Building... usually takes a while at fist - up to 2-3 minutes - that's the part when we recreate your environment in our infrastructure.
If you press Ctrl-C trying to interrupt the process, it will not stop your training, it will just stop streaming the output of your script. You can follow up the output in the provided link to your project, or log in directly at https://app.iskra.ml
If you try to run the train command again while there is any training running already, we will ask you if you want to interrupt the current training or run a new one in parallel.
$ iskra train training.py Project: your-project-name (<project_id>) Process Time CPU GPU qg8MswBFfYO5pTW49lIX 12 min 65% 99% You are already running the above training jobs. Do you want to launch another one? (y/[n])
Behind the scenes
This command will run your training on the default machine we offer:
64 GB RAM
16Gb NVIDIA Tesla V100 GPU
If at any point we can't offer this type of machine, you will be informed about what are the specifications of machine we offer instead, or expected time of waiting for the default machine.
Monitoring the progress
After you start the training job, the CLI will show you a link to the web interface and the output of your training script below that. Terminating the process will not stop the training. If you wish to stop the training job, use the CLI
iskra stop <your_training_job_id>
You can also see your ongoing trainings, machines telemetry, stop or inspect the logs. You can access the web interface at https://app.iskra.ml. You can also retrieve the list of running training jobs for a given project (inside of its directory):
iskra ps :: Project: your-project-name (<project_id>) Running Time Status e41d1301-c1fb-4f2f-8154-06b540098ac4 4 minutes Env Build Started Stopped Time Status Artifacts e799a129-5eca-4ddb-9097-27ab88d1952c 6 minutes Training Failed 22 bytes
and then stop the project. Training job IDs are, obviously, not real.
Retrieving the artifacts
In an usual scenario, you will probably want to retrieve all the information your training script saved to the disk during the training.
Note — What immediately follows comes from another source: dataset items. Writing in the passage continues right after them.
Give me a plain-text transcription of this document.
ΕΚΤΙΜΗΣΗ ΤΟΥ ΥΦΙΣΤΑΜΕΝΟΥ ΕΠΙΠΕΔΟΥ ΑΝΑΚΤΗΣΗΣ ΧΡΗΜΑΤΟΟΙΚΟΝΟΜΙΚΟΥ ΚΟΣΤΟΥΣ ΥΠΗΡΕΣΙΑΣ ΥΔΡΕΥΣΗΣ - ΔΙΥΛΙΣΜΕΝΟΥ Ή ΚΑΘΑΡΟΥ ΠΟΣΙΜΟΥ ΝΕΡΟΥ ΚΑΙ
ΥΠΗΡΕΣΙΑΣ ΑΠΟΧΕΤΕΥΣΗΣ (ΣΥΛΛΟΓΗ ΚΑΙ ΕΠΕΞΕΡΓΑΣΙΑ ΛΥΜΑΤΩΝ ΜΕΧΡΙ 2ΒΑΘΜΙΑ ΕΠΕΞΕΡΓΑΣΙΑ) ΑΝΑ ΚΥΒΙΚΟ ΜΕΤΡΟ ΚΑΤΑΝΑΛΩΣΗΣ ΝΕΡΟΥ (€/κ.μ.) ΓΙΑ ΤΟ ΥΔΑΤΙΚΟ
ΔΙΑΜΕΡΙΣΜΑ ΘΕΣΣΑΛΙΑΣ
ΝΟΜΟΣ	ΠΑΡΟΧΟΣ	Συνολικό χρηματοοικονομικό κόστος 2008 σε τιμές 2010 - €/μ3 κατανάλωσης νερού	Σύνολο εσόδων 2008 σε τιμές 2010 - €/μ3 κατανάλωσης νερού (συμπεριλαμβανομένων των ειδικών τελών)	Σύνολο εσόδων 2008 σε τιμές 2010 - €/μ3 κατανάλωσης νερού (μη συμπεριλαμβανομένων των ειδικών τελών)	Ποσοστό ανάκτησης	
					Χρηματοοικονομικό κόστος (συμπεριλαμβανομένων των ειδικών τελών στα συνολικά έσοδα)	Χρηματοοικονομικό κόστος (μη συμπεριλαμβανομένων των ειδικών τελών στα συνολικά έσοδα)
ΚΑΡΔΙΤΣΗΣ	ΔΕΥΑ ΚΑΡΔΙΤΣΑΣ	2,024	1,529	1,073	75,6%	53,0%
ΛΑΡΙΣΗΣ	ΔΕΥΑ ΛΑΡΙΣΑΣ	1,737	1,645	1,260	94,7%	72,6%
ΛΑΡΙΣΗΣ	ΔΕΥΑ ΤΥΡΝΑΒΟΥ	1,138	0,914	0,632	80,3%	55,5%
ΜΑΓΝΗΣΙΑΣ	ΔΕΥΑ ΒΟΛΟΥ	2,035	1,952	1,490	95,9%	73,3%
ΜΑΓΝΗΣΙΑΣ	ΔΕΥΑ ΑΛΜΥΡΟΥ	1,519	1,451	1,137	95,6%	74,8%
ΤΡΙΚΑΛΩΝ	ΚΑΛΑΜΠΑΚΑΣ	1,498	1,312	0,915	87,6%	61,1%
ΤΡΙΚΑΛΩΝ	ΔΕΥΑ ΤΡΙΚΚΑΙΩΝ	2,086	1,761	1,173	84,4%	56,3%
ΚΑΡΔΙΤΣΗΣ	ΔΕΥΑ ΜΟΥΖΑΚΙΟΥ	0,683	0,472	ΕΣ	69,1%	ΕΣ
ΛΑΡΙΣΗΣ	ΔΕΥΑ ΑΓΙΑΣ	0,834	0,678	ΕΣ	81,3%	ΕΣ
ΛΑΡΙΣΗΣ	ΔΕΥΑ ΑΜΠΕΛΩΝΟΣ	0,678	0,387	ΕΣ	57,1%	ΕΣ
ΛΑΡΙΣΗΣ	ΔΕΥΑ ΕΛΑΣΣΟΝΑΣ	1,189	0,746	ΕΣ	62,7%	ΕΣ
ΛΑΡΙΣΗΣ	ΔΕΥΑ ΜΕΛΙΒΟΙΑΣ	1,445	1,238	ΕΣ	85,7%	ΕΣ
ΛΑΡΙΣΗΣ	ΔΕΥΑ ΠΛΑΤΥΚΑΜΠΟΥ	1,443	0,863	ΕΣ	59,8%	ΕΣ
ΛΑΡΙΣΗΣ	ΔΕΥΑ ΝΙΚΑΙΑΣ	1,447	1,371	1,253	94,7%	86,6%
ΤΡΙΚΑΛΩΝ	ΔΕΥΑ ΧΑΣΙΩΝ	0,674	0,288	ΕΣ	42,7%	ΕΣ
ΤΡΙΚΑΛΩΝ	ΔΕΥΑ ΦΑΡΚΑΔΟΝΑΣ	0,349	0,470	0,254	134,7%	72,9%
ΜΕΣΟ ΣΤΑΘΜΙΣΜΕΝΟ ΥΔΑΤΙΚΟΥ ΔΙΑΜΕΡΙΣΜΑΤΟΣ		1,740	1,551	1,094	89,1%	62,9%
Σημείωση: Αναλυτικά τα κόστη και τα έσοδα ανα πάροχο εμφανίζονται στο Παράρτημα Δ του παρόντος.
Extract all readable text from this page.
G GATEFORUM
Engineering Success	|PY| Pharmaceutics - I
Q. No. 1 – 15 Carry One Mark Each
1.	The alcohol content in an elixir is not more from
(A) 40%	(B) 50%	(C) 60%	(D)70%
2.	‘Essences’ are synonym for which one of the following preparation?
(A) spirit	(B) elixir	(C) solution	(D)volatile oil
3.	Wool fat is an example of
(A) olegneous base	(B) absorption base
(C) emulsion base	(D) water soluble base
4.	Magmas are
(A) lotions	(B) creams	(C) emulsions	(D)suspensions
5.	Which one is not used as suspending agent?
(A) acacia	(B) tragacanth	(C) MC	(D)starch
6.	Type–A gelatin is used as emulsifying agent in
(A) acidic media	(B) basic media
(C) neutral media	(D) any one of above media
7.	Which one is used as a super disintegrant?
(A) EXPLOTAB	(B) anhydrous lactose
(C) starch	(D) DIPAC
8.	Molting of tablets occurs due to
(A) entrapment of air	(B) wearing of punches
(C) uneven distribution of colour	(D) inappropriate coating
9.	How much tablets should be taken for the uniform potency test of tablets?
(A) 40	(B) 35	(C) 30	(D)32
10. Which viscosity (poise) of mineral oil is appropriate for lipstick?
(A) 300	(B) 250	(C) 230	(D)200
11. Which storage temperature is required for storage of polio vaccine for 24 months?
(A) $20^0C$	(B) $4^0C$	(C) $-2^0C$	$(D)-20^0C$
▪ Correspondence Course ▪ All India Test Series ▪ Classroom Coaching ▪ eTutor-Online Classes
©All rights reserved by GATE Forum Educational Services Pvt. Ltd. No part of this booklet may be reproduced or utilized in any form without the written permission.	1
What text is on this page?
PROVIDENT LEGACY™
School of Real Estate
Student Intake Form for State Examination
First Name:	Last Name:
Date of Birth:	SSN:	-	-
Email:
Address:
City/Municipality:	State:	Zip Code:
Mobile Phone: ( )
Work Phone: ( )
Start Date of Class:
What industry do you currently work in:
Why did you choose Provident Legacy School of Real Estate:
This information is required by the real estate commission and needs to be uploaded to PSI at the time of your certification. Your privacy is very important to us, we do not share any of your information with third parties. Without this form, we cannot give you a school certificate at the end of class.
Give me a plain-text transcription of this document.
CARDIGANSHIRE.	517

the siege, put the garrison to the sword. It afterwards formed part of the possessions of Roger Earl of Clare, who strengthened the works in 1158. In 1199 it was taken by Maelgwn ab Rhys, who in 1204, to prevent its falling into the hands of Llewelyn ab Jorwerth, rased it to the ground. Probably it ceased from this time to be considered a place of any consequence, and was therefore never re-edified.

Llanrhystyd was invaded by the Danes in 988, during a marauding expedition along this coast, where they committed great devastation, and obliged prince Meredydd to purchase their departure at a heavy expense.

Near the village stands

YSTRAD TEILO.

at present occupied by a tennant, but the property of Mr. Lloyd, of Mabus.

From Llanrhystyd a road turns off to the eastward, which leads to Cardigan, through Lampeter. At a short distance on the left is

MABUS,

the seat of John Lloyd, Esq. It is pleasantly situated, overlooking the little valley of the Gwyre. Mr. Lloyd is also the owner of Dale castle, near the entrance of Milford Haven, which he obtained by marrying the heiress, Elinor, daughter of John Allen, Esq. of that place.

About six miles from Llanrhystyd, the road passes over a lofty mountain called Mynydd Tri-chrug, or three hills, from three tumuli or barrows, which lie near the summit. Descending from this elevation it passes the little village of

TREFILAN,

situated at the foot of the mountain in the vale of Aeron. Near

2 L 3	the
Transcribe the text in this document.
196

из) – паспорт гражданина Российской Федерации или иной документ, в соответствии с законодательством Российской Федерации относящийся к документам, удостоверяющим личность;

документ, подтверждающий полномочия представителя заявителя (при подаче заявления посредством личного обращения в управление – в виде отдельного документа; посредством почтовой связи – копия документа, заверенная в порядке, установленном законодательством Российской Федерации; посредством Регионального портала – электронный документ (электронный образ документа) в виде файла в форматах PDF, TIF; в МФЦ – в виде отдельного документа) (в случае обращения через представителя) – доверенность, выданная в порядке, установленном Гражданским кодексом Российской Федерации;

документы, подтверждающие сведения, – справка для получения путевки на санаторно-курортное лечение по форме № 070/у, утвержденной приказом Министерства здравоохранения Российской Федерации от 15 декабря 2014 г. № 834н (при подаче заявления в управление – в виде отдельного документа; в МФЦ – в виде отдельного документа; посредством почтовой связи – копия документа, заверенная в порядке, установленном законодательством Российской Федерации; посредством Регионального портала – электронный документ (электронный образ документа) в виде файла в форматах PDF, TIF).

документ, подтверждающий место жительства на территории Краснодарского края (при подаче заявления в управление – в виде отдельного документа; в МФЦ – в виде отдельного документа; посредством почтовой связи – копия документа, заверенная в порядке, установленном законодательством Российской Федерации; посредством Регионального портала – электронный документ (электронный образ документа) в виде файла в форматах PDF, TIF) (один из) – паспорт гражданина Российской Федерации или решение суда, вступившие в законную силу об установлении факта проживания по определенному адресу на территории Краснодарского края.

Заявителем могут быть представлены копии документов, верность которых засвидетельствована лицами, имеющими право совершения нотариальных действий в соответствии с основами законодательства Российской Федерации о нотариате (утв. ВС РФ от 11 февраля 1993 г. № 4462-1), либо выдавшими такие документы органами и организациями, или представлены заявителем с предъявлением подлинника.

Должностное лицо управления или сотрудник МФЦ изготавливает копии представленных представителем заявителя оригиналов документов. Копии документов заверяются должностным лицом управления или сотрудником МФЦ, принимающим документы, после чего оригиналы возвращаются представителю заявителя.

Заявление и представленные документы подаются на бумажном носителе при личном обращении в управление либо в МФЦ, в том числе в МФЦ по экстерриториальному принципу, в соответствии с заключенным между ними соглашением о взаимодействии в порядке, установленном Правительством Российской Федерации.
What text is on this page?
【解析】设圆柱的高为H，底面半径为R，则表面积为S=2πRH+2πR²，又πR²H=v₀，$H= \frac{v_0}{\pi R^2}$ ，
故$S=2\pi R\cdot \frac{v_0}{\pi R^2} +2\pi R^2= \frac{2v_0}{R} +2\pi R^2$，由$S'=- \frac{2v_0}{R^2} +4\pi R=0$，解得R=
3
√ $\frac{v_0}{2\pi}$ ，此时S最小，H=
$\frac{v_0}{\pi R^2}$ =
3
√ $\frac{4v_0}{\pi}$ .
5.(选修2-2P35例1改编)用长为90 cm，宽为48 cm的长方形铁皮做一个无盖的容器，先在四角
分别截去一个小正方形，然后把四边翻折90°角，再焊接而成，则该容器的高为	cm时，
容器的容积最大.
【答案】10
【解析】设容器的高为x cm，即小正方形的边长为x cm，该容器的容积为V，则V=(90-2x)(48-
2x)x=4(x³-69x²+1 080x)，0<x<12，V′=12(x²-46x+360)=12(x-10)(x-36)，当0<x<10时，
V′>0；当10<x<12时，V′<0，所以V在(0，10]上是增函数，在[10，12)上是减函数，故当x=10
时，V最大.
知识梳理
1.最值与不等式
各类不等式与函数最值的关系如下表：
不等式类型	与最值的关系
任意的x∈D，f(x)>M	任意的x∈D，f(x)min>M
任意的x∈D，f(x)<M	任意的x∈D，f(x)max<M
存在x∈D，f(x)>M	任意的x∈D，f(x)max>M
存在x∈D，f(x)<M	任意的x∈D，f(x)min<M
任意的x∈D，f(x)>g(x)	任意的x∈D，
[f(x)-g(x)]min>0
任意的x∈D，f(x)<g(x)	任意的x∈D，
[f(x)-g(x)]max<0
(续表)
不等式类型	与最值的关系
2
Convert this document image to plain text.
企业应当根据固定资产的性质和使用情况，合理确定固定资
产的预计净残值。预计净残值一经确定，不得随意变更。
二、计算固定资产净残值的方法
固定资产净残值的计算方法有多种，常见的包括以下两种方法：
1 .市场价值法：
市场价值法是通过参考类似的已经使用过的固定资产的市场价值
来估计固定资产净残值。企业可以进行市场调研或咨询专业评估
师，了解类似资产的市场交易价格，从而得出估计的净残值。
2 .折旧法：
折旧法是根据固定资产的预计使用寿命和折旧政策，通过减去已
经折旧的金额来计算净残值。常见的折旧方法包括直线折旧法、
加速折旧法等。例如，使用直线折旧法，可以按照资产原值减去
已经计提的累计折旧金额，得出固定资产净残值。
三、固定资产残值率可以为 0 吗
Whether it's the model with its weighs, or files saved in epochs during the training, you can retrieve this information simply by
iskra download <project_id>
to download the artifacts of the last finished training. These commands will open your browser and initiate download of all artifacts in an archive file.
You can also access all the artifacts (and separate files) in the web interface,in the details details screen of the specific training job.